Alexis Alexandrovitch et la comtesse se regardèrent et la lecture commença.
XXII
Stépane Arcadiévitch était fort perplexe; après la monotonie de la vie moscovite, celle de Pétersbourg offrait des contrastes si vifs qu’il en était troublé; il aimait la variété, mais l’eût préférée plus conforme à ses habitudes, et se sentait égaré dans cette sphère absolument étrangère; tout en écoutant la lecture et en voyant les yeux de Landau fixés sur lui, il éprouva une certaine lourdeur de tête. Les pensées les plus diverses se pressaient dans son cerveau sous le regard du Français, qui lui semblait à la fois naïf et rusé. «Mary Sanine est heureuse d’avoir perdu son fils… Ah! si je pouvais fumer!… Pour être sauvé il suffit de croire… Les moines n’y entendent rien, mais la comtesse le sait bien… Pourquoi ai-je si mal à la tête? Est-ce à cause du cognac ou de l’étrangeté de cette soirée? Je n’ai rien commis d’incongru jusqu’ici, mais je n’oserai rien demander aujourd’hui. On prétend qu’elle oblige à réciter des prières, ce serait par trop ridicule. Quelles inepties lit-elle là? Mais, elle a un accent excellent. Landau Bessoubof, pourquoi Bessoubof?» Ici il se surprit dans la mâchoire un mouvement qui allait tourner au bâillement; il dissimula cet accident en arrangeant ses favoris, mais fut pris de la terreur de s’endormir et peut-être de ronfler. La voix de la comtesse parvint jusqu’à lui, disant «Il dort», et il tressaillit d’un air coupable; ces paroles se rapportaient heureusement à Landau qui dormait profondément, ce qui réjouit vivement la comtesse.
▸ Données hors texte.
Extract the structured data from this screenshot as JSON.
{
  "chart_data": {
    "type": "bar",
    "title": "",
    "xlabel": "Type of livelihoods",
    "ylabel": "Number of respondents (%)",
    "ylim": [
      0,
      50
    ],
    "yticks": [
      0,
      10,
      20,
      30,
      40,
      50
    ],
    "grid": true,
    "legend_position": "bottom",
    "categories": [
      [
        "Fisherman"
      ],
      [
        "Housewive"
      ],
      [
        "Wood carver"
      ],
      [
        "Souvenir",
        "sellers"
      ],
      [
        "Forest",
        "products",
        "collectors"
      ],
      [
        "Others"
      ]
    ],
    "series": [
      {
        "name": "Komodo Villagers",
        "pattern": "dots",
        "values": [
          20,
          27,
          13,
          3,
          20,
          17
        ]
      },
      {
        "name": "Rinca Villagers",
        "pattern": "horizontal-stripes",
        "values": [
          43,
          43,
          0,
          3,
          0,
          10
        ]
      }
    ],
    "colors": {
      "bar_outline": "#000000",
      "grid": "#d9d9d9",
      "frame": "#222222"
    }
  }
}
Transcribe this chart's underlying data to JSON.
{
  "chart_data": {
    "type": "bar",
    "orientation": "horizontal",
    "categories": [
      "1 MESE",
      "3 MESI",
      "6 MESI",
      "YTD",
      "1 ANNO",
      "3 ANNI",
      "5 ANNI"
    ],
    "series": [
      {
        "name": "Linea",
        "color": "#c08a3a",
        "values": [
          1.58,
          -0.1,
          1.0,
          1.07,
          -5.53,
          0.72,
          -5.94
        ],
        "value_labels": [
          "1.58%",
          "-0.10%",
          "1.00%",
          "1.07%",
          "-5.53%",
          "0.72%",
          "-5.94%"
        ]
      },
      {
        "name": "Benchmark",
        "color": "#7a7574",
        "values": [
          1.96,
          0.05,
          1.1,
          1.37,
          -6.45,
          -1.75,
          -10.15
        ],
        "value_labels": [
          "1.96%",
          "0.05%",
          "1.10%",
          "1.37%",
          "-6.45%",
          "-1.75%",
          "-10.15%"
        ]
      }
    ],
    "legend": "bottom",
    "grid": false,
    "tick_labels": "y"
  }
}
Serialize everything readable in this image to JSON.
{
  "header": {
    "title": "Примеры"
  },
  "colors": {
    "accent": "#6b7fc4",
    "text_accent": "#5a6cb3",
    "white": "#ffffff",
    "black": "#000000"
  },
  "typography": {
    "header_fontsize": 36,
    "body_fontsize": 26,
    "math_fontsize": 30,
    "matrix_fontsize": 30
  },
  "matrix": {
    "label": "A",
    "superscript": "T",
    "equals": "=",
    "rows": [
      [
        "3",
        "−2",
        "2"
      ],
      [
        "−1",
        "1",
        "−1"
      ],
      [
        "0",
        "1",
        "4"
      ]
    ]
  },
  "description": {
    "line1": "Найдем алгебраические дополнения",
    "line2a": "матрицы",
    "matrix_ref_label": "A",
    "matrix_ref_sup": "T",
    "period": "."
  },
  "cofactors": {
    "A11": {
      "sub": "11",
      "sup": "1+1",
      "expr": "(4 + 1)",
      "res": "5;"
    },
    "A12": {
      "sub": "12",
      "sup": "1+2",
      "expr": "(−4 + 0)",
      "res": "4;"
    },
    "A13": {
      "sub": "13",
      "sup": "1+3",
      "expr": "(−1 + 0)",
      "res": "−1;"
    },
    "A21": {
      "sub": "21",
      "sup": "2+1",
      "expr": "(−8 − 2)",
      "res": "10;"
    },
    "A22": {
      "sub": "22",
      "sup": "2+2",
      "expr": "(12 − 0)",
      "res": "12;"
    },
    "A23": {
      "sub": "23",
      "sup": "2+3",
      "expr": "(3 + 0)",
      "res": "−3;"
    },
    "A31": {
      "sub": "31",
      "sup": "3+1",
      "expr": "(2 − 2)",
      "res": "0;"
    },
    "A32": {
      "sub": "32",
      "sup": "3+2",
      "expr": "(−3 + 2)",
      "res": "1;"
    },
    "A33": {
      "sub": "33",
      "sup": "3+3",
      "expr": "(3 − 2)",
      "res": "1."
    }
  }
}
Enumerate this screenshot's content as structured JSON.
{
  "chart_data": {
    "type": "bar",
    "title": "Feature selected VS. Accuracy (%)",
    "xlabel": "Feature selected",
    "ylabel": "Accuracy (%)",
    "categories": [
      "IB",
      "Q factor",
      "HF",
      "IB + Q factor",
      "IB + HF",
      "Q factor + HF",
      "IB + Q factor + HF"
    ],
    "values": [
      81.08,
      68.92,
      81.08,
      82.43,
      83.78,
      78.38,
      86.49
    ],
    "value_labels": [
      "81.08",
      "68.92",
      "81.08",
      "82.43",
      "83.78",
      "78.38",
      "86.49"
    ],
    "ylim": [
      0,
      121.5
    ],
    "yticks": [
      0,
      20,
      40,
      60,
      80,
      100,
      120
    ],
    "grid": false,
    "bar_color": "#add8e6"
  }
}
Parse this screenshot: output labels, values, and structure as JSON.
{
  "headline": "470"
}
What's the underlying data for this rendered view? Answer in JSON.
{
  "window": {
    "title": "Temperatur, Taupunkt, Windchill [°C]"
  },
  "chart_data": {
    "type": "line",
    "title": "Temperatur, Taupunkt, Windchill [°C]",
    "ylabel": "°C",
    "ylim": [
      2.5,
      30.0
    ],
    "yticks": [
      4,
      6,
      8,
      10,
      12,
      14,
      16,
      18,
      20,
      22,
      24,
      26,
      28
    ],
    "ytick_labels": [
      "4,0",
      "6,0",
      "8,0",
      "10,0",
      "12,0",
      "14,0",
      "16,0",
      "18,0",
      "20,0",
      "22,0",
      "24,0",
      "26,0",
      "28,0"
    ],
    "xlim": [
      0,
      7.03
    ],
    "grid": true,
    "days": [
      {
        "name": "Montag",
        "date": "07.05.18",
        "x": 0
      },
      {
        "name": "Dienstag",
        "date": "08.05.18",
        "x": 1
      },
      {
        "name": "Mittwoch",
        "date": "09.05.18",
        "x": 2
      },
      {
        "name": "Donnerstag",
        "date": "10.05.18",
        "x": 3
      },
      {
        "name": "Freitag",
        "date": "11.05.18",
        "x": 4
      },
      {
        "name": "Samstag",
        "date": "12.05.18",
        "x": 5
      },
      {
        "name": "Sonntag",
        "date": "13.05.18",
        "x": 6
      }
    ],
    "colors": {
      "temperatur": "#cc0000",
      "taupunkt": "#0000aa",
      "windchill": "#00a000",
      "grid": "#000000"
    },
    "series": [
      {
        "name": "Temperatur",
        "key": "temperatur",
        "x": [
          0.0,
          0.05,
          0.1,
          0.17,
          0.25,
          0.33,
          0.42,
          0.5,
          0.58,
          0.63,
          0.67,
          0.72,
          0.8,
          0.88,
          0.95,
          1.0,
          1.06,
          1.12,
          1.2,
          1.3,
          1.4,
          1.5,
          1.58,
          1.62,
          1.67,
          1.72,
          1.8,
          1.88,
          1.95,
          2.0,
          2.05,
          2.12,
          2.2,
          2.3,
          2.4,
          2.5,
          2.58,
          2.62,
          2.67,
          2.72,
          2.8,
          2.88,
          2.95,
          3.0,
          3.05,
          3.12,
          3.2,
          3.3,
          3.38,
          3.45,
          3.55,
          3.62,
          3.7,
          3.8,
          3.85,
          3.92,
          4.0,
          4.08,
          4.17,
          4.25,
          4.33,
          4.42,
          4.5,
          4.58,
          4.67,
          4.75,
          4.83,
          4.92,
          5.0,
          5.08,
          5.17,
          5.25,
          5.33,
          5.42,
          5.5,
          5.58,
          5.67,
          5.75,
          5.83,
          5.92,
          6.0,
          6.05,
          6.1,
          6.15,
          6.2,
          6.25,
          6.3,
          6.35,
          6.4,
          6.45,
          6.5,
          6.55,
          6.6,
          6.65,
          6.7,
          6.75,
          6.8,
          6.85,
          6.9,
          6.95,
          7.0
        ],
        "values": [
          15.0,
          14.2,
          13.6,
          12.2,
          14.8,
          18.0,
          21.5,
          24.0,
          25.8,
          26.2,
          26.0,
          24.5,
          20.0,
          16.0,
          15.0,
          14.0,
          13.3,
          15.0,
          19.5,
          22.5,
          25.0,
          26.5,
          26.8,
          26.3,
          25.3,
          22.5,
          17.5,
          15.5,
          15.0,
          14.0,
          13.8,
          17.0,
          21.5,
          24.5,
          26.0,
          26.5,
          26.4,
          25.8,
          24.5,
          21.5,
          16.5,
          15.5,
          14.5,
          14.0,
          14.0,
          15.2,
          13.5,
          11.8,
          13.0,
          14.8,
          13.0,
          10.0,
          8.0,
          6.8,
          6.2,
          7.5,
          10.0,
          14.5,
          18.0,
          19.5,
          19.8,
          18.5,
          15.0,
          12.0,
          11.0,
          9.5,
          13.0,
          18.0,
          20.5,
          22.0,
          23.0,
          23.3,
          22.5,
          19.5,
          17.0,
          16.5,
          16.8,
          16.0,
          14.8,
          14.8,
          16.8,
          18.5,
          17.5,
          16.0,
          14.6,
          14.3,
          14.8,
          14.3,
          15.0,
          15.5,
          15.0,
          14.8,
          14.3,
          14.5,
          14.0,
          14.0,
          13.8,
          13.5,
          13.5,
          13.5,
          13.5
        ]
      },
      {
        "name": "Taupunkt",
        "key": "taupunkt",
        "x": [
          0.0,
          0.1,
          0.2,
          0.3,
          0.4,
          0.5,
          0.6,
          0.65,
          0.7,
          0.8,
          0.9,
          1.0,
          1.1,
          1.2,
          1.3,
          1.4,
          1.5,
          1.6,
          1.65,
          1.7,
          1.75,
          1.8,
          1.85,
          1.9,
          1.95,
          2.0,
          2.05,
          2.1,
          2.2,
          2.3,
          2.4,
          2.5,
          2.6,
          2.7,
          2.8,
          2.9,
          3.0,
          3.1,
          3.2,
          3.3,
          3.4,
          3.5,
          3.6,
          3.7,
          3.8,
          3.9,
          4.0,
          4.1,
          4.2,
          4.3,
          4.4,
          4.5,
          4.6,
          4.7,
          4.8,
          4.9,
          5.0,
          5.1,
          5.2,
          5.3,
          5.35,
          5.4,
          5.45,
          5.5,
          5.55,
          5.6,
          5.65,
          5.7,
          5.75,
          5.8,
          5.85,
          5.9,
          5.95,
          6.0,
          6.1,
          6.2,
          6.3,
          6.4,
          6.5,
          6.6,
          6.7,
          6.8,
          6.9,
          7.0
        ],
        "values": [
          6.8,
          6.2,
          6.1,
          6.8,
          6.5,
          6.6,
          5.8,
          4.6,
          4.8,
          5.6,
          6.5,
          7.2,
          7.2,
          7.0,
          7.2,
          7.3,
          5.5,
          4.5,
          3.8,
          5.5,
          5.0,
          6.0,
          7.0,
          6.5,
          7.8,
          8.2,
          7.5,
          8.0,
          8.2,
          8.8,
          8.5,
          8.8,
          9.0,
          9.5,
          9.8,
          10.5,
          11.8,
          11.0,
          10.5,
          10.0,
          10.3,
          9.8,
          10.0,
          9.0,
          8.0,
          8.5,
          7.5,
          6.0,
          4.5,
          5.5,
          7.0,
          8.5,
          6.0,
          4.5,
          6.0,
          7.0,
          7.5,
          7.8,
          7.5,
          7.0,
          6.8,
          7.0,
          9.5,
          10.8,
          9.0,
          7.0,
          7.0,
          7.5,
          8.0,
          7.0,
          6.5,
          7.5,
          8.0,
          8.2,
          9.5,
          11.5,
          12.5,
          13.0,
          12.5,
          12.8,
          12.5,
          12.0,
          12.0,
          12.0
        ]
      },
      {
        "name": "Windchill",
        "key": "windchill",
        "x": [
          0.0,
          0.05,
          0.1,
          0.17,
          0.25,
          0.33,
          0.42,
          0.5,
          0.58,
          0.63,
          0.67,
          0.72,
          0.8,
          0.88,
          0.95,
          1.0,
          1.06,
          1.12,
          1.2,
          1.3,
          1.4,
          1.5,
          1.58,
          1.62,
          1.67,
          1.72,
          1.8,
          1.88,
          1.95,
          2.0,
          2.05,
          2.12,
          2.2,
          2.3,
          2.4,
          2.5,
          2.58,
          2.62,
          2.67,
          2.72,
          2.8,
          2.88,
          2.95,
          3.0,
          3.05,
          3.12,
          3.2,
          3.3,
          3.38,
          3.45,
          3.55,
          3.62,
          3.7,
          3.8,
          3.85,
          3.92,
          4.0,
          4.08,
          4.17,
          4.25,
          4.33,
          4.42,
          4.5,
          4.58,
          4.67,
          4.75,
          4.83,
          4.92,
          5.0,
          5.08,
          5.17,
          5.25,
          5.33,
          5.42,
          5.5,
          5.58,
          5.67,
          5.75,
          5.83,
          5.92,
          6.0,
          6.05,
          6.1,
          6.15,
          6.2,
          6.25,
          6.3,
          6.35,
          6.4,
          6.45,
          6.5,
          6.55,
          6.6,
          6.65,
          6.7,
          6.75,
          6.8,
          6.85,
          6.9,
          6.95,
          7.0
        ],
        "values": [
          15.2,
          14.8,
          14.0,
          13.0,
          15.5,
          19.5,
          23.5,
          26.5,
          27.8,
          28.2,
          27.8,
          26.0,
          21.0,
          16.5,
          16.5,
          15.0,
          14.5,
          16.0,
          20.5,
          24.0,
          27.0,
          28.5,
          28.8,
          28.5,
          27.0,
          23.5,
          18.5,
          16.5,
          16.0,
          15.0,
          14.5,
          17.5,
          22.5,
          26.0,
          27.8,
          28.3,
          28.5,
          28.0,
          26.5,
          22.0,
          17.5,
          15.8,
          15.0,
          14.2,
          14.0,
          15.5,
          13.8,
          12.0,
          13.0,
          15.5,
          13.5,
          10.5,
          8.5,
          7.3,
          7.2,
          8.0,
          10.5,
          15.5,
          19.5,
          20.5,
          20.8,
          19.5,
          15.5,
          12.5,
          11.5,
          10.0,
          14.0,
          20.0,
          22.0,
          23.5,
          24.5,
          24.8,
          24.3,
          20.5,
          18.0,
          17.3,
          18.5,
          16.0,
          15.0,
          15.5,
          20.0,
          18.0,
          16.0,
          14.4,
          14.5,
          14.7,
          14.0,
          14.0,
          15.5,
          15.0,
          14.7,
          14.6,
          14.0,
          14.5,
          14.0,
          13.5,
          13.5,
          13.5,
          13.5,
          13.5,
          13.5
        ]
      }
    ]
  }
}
«Mon ami, dit-elle, appelant ainsi Karénine dans l’enthousiasme du moment, donnez-lui la main. Chut», fit-elle à un domestique qui entrait pour la troisième fois au salon avec un message.
Landau dormait, ou feignait de dormir, la tête appuyée au dossier de son fauteuil, et faisant de faibles gestes avec sa main posée sur ses genoux, comme s’il eût voulu attraper quelque chose. Alexis Alexandrovitch mit la main dans celle du dormeur; Oblonsky, complètement réveillé, regardait tantôt l’un, tantôt l’autre, et sentait ses idées s’embrouiller de plus en plus.
«Que la personne qui est arrivée la dernière, celle qui demande, qu’elle sorte, qu’elle sorte… murmura le Français sans ouvrir les yeux.
– Vous m’excuserez, mais vous entendez, dit la comtesse; revenez à dix heures, mieux encore demain.
– Qu’elle sorte! répéta le Français avec impatience.